A Mountain Bookstore and a Banned Books Shelf
Last weekend I found myself in my very favorite bookstore, tucked into the mountains on Main Street in Frisco, Colorado.
It’s the kind of place with wooden shelves from floor to ceiling, the smell of paper and ink the second you walk in, and little corners where you could easily spend an entire afternoon reading. The floorboards creak a little as you wander through the aisles, and every table seems to hold another stack of books you didn’t know you needed.
I never leave empty handed.
One for me. One for my kids. Usually one more for someone else, because I cannot help myself.
While wandering through the children’s section, I noticed a shelf labeled banned books. I stopped, curious. As a teacher and a parent, the idea of a children’s book being “banned” always makes me pause.
Right there on the shelf were Charlotte’s Web and Goodnight Moon.
I paused when I saw Charlotte’s Web. I had just finished reading it aloud to my first graders. They loved it. They gasped when Charlotte spun words into her web. They worried about Wilbur. They had a million questions about the fair.
My first graders certainly did not think there was anything wrong with that story.
Standing there in that cozy mountain bookstore, I found myself wondering what it means when a story like that ends up on a banned books shelf.
Charlotte’s Web is a story about friendship, kindness, loyalty, and the cycle of life. It has been read with children for generations. And yet, there it was.
It reminded me of something I learned in graduate school.
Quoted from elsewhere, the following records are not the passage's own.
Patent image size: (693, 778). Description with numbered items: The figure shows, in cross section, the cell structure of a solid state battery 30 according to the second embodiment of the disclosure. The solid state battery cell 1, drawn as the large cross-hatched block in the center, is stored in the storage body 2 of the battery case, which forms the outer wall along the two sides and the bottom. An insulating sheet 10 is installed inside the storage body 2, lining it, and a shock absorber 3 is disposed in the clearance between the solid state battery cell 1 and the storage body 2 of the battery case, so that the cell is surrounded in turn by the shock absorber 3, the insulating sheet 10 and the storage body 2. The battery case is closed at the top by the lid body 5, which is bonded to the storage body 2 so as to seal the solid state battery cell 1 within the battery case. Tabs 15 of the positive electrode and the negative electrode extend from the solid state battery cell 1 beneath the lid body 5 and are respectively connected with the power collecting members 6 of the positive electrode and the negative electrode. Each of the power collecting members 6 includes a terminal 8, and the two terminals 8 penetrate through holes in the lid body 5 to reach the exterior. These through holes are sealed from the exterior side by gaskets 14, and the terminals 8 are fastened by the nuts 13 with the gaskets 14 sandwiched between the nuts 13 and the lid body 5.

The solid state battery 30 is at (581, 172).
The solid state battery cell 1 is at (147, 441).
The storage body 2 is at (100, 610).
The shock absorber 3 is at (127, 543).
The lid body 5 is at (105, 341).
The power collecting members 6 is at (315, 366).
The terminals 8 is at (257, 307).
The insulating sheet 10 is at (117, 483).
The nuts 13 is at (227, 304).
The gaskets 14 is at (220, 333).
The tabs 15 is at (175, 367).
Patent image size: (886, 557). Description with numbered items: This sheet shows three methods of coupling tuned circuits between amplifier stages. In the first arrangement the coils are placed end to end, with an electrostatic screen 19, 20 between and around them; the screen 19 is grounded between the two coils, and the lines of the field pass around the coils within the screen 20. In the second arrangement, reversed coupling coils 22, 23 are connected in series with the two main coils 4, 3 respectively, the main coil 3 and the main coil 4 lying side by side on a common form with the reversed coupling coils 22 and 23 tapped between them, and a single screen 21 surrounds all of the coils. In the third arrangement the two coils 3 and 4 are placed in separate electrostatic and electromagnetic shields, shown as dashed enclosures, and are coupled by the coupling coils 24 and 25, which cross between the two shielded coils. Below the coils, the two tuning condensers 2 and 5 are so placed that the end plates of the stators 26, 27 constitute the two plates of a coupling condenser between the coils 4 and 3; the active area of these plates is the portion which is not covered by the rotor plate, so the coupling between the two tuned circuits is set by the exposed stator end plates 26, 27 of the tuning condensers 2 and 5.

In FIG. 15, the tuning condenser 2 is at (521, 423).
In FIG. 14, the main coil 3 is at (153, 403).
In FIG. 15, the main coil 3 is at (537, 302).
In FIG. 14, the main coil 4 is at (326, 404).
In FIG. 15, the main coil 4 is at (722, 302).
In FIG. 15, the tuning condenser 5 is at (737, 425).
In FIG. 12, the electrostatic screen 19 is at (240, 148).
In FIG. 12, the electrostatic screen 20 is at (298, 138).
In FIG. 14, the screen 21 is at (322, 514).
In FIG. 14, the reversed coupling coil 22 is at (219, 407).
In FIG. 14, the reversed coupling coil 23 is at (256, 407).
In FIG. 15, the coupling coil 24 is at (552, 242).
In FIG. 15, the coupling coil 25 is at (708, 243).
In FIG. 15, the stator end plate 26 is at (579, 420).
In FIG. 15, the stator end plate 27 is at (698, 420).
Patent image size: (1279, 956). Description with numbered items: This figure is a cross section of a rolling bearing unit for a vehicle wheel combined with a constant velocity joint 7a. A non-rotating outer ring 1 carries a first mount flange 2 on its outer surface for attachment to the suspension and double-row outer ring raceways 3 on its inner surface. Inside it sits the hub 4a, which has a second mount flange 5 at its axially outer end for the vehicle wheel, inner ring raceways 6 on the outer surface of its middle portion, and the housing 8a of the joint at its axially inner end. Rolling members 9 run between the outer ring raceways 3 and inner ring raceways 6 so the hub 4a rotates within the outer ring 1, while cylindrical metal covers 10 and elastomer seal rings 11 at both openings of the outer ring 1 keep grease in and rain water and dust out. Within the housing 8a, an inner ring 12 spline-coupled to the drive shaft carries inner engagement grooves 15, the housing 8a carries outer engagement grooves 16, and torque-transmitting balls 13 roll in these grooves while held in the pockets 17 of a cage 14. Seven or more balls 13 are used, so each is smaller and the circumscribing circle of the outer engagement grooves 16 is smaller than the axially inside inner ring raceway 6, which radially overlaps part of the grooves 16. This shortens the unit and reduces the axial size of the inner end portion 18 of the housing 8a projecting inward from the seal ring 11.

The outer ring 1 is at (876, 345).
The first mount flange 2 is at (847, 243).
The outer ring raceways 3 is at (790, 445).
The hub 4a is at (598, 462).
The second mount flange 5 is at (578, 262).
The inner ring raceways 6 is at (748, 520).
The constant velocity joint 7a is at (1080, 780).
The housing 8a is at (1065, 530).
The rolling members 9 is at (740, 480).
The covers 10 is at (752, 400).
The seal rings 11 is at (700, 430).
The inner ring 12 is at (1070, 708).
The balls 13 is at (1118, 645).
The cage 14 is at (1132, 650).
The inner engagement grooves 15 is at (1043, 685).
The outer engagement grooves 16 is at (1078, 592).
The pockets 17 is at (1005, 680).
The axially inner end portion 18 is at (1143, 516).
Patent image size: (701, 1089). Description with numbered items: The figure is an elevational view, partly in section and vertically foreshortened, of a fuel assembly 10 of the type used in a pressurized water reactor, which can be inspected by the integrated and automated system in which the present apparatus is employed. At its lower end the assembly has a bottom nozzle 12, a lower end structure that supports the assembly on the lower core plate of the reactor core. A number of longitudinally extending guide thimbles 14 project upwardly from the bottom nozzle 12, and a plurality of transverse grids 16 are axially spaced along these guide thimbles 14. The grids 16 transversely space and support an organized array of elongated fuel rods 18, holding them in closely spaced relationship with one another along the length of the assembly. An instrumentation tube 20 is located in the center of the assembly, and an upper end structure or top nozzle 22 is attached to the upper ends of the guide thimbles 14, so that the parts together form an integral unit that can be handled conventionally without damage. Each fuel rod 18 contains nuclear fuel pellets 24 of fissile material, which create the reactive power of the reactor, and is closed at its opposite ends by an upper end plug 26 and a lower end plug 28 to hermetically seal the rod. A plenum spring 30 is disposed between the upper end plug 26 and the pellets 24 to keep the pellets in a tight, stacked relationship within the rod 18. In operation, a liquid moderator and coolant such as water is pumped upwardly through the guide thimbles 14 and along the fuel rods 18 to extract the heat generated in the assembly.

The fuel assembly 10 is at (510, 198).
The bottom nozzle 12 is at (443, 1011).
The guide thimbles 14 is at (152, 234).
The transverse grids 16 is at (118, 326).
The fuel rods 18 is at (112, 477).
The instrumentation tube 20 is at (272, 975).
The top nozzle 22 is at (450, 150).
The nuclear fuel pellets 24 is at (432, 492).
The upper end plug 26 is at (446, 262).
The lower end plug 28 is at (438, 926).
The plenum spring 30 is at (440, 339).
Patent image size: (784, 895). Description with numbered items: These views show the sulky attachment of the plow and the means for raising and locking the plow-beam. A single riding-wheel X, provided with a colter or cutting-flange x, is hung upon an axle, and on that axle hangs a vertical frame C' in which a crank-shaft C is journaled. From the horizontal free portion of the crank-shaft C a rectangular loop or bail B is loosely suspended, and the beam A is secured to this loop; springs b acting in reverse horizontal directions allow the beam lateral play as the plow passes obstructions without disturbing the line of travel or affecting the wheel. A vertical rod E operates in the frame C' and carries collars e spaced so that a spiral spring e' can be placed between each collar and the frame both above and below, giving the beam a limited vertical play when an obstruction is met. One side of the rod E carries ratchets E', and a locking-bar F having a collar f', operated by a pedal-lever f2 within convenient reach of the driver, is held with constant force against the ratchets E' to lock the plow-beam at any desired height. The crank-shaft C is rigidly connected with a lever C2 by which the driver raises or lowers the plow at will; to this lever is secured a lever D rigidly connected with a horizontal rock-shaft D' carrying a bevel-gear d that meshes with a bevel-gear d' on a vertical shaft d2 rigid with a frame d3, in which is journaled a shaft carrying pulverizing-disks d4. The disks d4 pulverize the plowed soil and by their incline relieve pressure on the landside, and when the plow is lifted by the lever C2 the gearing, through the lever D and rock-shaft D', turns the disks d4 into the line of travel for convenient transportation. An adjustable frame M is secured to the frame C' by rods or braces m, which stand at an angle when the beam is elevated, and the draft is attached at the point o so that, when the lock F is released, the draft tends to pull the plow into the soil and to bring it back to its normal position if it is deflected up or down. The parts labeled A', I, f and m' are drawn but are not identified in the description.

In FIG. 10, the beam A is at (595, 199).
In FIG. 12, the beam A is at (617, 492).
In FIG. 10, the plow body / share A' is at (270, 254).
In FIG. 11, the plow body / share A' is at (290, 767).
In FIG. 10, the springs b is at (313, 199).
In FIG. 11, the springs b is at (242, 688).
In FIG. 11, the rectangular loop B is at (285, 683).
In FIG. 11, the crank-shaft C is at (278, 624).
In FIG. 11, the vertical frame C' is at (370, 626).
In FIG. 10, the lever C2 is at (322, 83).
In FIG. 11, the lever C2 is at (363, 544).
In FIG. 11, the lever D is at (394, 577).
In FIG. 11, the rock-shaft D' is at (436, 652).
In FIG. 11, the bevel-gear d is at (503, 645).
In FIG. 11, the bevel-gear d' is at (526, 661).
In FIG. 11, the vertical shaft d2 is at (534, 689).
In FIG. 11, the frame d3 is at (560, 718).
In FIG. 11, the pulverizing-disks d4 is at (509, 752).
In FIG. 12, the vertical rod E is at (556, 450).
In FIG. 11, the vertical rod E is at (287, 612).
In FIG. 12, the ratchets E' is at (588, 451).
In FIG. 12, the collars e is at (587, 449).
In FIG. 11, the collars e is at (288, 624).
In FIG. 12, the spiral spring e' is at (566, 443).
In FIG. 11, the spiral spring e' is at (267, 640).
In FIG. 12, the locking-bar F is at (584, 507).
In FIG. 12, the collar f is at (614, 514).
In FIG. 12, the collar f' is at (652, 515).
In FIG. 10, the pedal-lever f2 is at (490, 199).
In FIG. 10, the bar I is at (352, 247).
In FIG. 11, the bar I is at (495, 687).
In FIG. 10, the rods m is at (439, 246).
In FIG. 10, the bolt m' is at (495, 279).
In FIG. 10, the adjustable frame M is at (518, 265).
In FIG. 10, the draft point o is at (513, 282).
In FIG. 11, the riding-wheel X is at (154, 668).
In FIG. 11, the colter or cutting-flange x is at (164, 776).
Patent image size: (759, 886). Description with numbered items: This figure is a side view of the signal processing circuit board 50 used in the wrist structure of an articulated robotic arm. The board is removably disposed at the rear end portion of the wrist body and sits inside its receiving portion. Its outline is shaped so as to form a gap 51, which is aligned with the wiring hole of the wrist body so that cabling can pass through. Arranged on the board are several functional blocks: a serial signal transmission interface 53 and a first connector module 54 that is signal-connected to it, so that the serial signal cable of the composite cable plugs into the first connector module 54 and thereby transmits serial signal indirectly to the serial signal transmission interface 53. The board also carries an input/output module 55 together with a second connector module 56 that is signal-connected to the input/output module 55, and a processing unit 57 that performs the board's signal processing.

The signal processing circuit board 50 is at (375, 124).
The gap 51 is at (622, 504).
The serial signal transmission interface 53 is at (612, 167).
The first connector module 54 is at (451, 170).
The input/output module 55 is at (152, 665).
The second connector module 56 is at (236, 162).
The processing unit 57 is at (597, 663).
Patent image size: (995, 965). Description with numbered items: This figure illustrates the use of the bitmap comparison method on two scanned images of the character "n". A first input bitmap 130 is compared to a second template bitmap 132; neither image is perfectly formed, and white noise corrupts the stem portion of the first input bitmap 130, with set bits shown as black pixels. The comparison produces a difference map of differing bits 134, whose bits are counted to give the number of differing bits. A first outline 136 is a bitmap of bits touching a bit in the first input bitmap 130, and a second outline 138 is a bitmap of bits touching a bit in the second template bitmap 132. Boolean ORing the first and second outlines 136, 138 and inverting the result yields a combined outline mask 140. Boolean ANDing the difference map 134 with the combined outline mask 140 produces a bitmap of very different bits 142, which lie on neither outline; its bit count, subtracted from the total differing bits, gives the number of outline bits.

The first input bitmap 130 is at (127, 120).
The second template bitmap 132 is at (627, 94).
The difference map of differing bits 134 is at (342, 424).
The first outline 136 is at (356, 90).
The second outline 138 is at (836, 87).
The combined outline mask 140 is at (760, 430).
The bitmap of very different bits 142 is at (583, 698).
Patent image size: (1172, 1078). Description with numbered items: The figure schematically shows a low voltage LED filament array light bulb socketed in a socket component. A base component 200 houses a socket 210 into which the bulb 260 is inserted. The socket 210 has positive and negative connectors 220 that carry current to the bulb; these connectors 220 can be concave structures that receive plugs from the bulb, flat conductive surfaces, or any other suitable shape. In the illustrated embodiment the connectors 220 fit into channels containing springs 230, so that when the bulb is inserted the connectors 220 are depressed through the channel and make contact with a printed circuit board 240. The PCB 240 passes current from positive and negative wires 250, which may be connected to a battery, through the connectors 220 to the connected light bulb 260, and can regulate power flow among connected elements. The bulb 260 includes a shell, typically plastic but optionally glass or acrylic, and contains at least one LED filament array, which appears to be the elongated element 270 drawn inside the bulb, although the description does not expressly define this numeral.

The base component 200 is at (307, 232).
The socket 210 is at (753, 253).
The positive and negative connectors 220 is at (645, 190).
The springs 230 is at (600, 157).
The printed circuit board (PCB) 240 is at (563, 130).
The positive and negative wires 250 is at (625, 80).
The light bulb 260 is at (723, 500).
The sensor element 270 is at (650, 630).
Rudine Sims Bishop described books as windows, mirrors, and sliding glass doors.
Through books, children should be able to see themselves.
They should be able to see other people’s lives and experiences.
And sometimes they should be able to step through a door into a world different from their own.
When we remove books from shelves or decide certain stories should not be available to children, those windows begin to close. Mirrors disappear. Doors quietly lock.
That idea has stayed with me.
One of the quiet powers of reading aloud is that children do not have to be able to read a book on their own to benefit from it. Stories can open doors long before children can decode every word on the page.
When I choose books for my classroom, and for my own kids, I try to be thoughtful about that. I want stories that make children laugh, think, wonder, and sometimes sit quietly with big ideas.
Books that open windows.
Books that offer mirrors.
Books that invite children to step through a door and experience something new.
Seeing Charlotte’s Web sitting on a banned books shelf made me pause. Not because the story suddenly felt controversial, but because it reminded me how much power stories have.
If books can open the world for children, then the stories we choose to share matter deeply.
The books we share with children shape how they see themselves and how they begin to understand the world around them.
And that feels like the kind of responsibility that calls us to keep opening those windows and doors.